7 days in the United States of Unconsciousness*
Like many, I cried when Obama became president. In some way America had become great through a collective decision.
In an imperfect world this was as close to the American dream as it was possible to get: a nation that demonstrated it genuinely valued progress, tolerance, diversity and respect. And under his leadership a nation pulled out of the greatest financial crisis in almost a century.
Recently, Swedish friends moved to Dallas where shooting the breeze with neighbours would occasionally stray into politics. These diversions invariably descended into vitriolic attacks on Obama saying he was out to destroy America and must be removed at all costs (Texan view not Swedish). Eventually our friends realised they had no choice but switch to listening mode to try to figure out what was going on with these Texans.
Was Obama out to destroy America? Of course not.
Obamacare provided essential safety nets for Texans and the rest of the nation. He reduced inequality — the poverty rate would have increased 4.5% without his 2009 stimulus package. And he recognized climate change was a threat to the US, and the rest of the world, realized the solutions were in our grasp, and did something about it. Statistics out yesterday show US emissions fell 2.6% in 2015 while gross domestic product grew 2.6% and, globally, emissions have flatlined for three years. This is big news one year after signing the Paris Agreement. The other big news out today: 2016 will be the hottest year on record by far. The previous warmest? 2015.
The world is metaphorically and literally treading on thin ice when it comes to the stability of our planet and its living resources. We need responsible, smart leaders to allow collective decision making under deep uncertainty to navigate a hazardous near future with implications for the distant future. With the election of Trump we have a de facto world leader calling for, as Noam Chomsky said this week, “rapid increase in use of fossil fuels, including coal; dismantling of regulations; rejection of help to developing countries that are seeking to move to sustainable energy.”
Chomsky concluded that the election outcome “placed total control of the government — executive, Congress, the Supreme Court — in the hands of the Republican Party, which has become the most dangerous organization in world history.”
Let’s go back to the Texans because in some way they may be right. While he was not out to destroy America, Obama threatened their way of life (essentially the same thing): the Texans perceived the Democrats were attempting to restrict their freedom, tax the hell out of them, and wrest control of their guns, conveniently ignoring that freedom for wolves means death for sheep.
Is Trump out to destroy America? No, not deliberately. But if he carries out his election promises to build Fortress America then through outright lies, weapons-grade misinformation and heroic displays of ignorance it is likely to be much, much worse: the planet will become collateral damage in Trump’s war on facts. Indeed, Trump has never made clear at which point in American history he considers “great”: before civil rights, or after?
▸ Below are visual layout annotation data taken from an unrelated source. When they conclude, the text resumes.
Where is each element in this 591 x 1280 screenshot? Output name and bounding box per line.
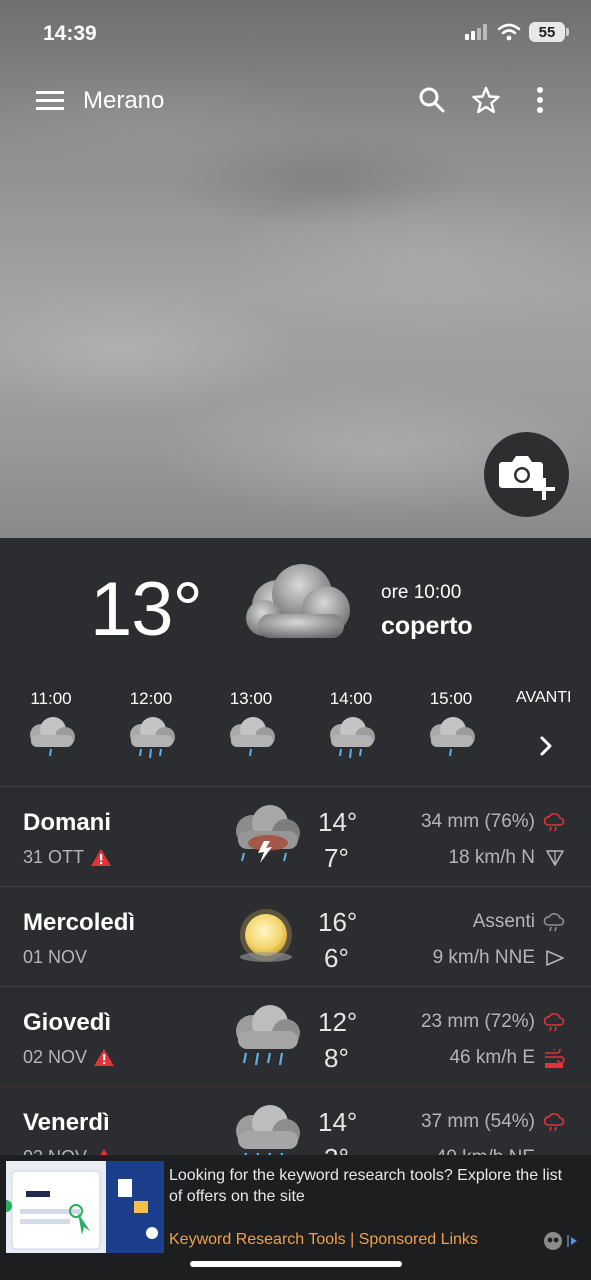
top-app-bar: Merano <box>0 78 591 122</box>
daily-row[interactable]: Giovedì 02 NOV 12° 8° 23 mm (72%) 46 km/… <box>0 987 591 1087</box>
ad-badge[interactable] <box>543 1231 578 1251</box>
current-description: coperto <box>381 612 473 640</box>
menu-button[interactable] <box>30 80 70 120</box>
ad-image[interactable] <box>6 1161 164 1253</box>
temp-min: 7° <box>324 843 349 873</box>
day-date-wrap: 31 OTT <box>23 847 112 868</box>
add-photo-button[interactable] <box>484 432 569 517</box>
overcast-cloud-icon <box>246 564 350 638</box>
day-name: Mercoledì <box>23 909 136 936</box>
hourly-item[interactable]: 11:00 <box>11 680 91 764</box>
home-indicator[interactable] <box>190 1261 402 1267</box>
hourly-item[interactable]: 15:00 <box>411 680 491 764</box>
day-date-wrap: 01 NOV <box>23 947 87 968</box>
day-name: Domani <box>23 809 112 836</box>
search-icon <box>419 87 445 113</box>
signal-icon <box>465 24 487 40</box>
ad-text[interactable]: Looking for the keyword research tools? … <box>169 1165 579 1207</box>
rain-cloud-icon <box>543 1013 565 1032</box>
day-date: 02 NOV <box>23 1047 88 1067</box>
temp-max: 16° <box>318 907 358 937</box>
status-time: 14:39 <box>43 22 97 45</box>
day-name: Giovedì <box>23 1009 112 1036</box>
rain-cloud-icon <box>543 813 565 832</box>
city-name[interactable]: Merano <box>83 87 164 115</box>
hourly-forecast: 11:00 12:00 13:00 14:00 15:00 AVANTI <box>0 680 591 786</box>
chevron-right-icon[interactable] <box>530 730 562 762</box>
thunderstorm-icon <box>236 805 300 863</box>
hourly-item[interactable]: 13:00 <box>211 680 291 764</box>
warning-icon[interactable] <box>90 848 112 867</box>
hourly-item[interactable]: 14:00 <box>311 680 391 764</box>
cloud-rain-icon <box>330 717 375 759</box>
daily-row[interactable]: Domani 31 OTT 14° 7° 34 mm (76%) 18 km/h… <box>0 787 591 887</box>
current-temperature: 13° <box>90 567 203 652</box>
wind: 18 km/h N <box>448 847 535 868</box>
more-vert-icon <box>537 87 543 113</box>
current-time-label: ore 10:00 <box>381 582 462 603</box>
status-bar: 14:39 55 <box>0 18 591 54</box>
status-icons: 55 <box>465 22 569 42</box>
wind-direction-icon <box>546 950 564 966</box>
rain-cloud-icon <box>543 1113 565 1132</box>
day-date: 31 OTT <box>23 847 85 867</box>
camera-plus-icon <box>498 455 555 500</box>
sunny-icon <box>240 909 292 962</box>
day-date: 01 NOV <box>23 947 88 967</box>
cloud-light-rain-icon <box>230 717 275 757</box>
temp-max: 14° <box>318 807 358 837</box>
search-button[interactable] <box>412 80 452 120</box>
cloud-rain-icon <box>130 717 175 759</box>
precipitation: Assenti <box>472 911 535 932</box>
current-weather: 13° ore 10:00 coperto <box>0 538 591 668</box>
temp-max: 12° <box>318 1007 358 1037</box>
warning-icon[interactable] <box>93 1048 115 1067</box>
star-icon <box>472 86 500 114</box>
wind-warning-icon <box>545 1049 565 1068</box>
cloud-light-rain-icon <box>30 717 75 757</box>
wind: 46 km/h E <box>449 1047 535 1068</box>
ad-link[interactable]: Keyword Research Tools | Sponsored Links <box>169 1231 478 1249</box>
day-name: Venerdì <box>23 1109 110 1136</box>
battery-indicator: 55 <box>529 22 569 42</box>
temp-min: 6° <box>324 943 349 973</box>
more-options-button[interactable] <box>520 80 560 120</box>
rain-cloud-icon <box>543 913 565 932</box>
precipitation: 37 mm (54%) <box>420 1111 535 1132</box>
cloud-rain-icon <box>236 1005 300 1066</box>
daily-row[interactable]: Mercoledì 01 NOV 16° 6° Assenti 9 km/h N… <box>0 887 591 987</box>
precipitation: 34 mm (76%) <box>420 811 535 832</box>
hour-time: 11:00 <box>30 689 72 708</box>
hour-time: 12:00 <box>129 689 173 708</box>
precipitation: 23 mm (72%) <box>420 1011 535 1032</box>
next-hours-label[interactable]: AVANTI <box>516 689 571 707</box>
temp-min: 8° <box>324 1043 349 1073</box>
temp-max: 14° <box>318 1107 358 1137</box>
day-date-wrap: 02 NOV <box>23 1047 115 1068</box>
ad-illustration <box>6 1161 164 1253</box>
cloud-light-rain-icon <box>430 717 475 757</box>
hour-time: 15:00 <box>429 689 473 708</box>
wind-direction-icon <box>546 850 564 866</box>
hour-time: 14:00 <box>329 689 373 708</box>
hour-time: 13:00 <box>229 689 273 708</box>
ad-info-icon <box>567 1235 577 1247</box>
wind: 9 km/h NNE <box>432 947 535 968</box>
hourly-item[interactable]: 12:00 <box>111 680 191 764</box>
wifi-icon <box>497 23 521 41</box>
favorite-button[interactable] <box>466 80 506 120</box>
hamburger-icon <box>36 91 64 110</box>
ad-choices-icon <box>544 1232 562 1250</box>
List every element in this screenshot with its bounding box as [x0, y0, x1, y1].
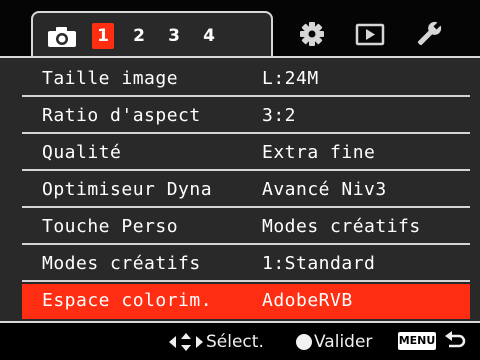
menu-item-value: Avancé Niv3: [262, 179, 387, 200]
menu-item-value: 1:Standard: [262, 253, 376, 274]
menu-list: Taille image L:24M Ratio d'aspect 3:2 Qu…: [0, 56, 480, 323]
menu-item-value: L:24M: [262, 68, 319, 89]
tab-camera-settings[interactable]: 1 2 3 4: [31, 11, 273, 58]
center-button-icon: [296, 334, 312, 350]
menu-item-label: Qualité: [42, 142, 122, 163]
menu-item-value: 3:2: [262, 105, 297, 126]
menu-item-value: Extra fine: [262, 142, 376, 163]
camera-icon: [48, 27, 76, 47]
menu-item-value: Modes créatifs: [262, 216, 421, 237]
wrench-icon[interactable]: [414, 21, 444, 47]
page-tab-2[interactable]: 2: [128, 23, 150, 49]
page-tab-4[interactable]: 4: [198, 23, 220, 49]
dpad-icon: [169, 333, 203, 351]
menu-item-creative-modes[interactable]: Modes créatifs 1:Standard: [22, 247, 470, 282]
menu-item-label: Modes créatifs: [42, 253, 201, 274]
menu-item-label: Ratio d'aspect: [42, 105, 201, 126]
select-hint: Sélect.: [206, 332, 264, 352]
confirm-hint: Valider: [314, 332, 373, 352]
menu-item-custom-button[interactable]: Touche Perso Modes créatifs: [22, 210, 470, 245]
button-guide: Sélect. Valider MENU: [0, 323, 480, 360]
gear-icon[interactable]: [297, 21, 327, 47]
playback-icon[interactable]: [355, 21, 385, 47]
return-icon: [445, 331, 466, 348]
tab-bar: 1 2 3 4: [0, 0, 480, 58]
menu-item-aspect-ratio[interactable]: Ratio d'aspect 3:2: [22, 99, 470, 134]
menu-item-value: AdobeRVB: [262, 290, 353, 311]
menu-item-quality[interactable]: Qualité Extra fine: [22, 136, 470, 171]
menu-item-dynamic-optimizer[interactable]: Optimiseur Dyna Avancé Niv3: [22, 173, 470, 208]
menu-item-image-size[interactable]: Taille image L:24M: [22, 62, 470, 97]
page-tab-1[interactable]: 1: [92, 23, 114, 49]
menu-item-label: Taille image: [42, 68, 179, 89]
menu-item-color-space[interactable]: Espace colorim. AdobeRVB: [22, 284, 470, 319]
menu-item-label: Optimiseur Dyna: [42, 179, 213, 200]
menu-button-icon: MENU: [398, 332, 436, 350]
page-tab-3[interactable]: 3: [163, 23, 185, 49]
menu-item-label: Touche Perso: [42, 216, 179, 237]
menu-item-label: Espace colorim.: [42, 290, 213, 311]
His campaign has wilfully divided a nation and will make collective decision making a bleak prospect. Yet collective decision making is essential in a working democracy and on the world stage.
On top of this, Trump is creating an industrial slaughterhouse to eviscerate environmental legislation spearheaded by climate denier Myron Ebell heading up the Environment Protection Agency. This is a catastrophe that we can hope has limited damage only through the huge momentum already built up in cities and industry, restrictions on the reins of power and international efforts particularly from the likes of China.
In a week of oddness, one quirky fact stood out. Until last week, Trump had never met Obama. Following that encounter Trump seemed to soften perceptibly. Perhaps elements of Obamacare were not so criminally insane after all, murmured the president elect. Two humans connected and a new understanding emerged — Trump, for the first time, could empathise with Obama and that meant he could no longer demonise him, at least to the same extent. This is so simple.
Empathy is critically important for understanding and breaking down cultural and ideological barriers — ask any Swede. This requires real human connection. The machinery for dialogue in the US between citizens, the media, political institutions and academia has entirely broken down, possibly exacerbated by social media. My guess is Trump has never spoken to a genuine world-leading expert on issues relating to healthcare, global development, climate or the Anthropocene.
We need to worry less about the wall between Mexico and the US and more about the wall the Republicans will build swiftly between Trump and the outside world. For the Republican party, it might be dangerous if the president elect actually starts speaking to people outside their bubble.
Seven days in and the new “fortress world” order emerges. This is as far the the American Dream as it is possible to get: we are living in the United States of Unconsciousness. What rough beast slouches towards DC?
*US rappers the Disposable Heroes of Hiphopracy used the lyric the “United States of Unconsciousness” in the song “Television”.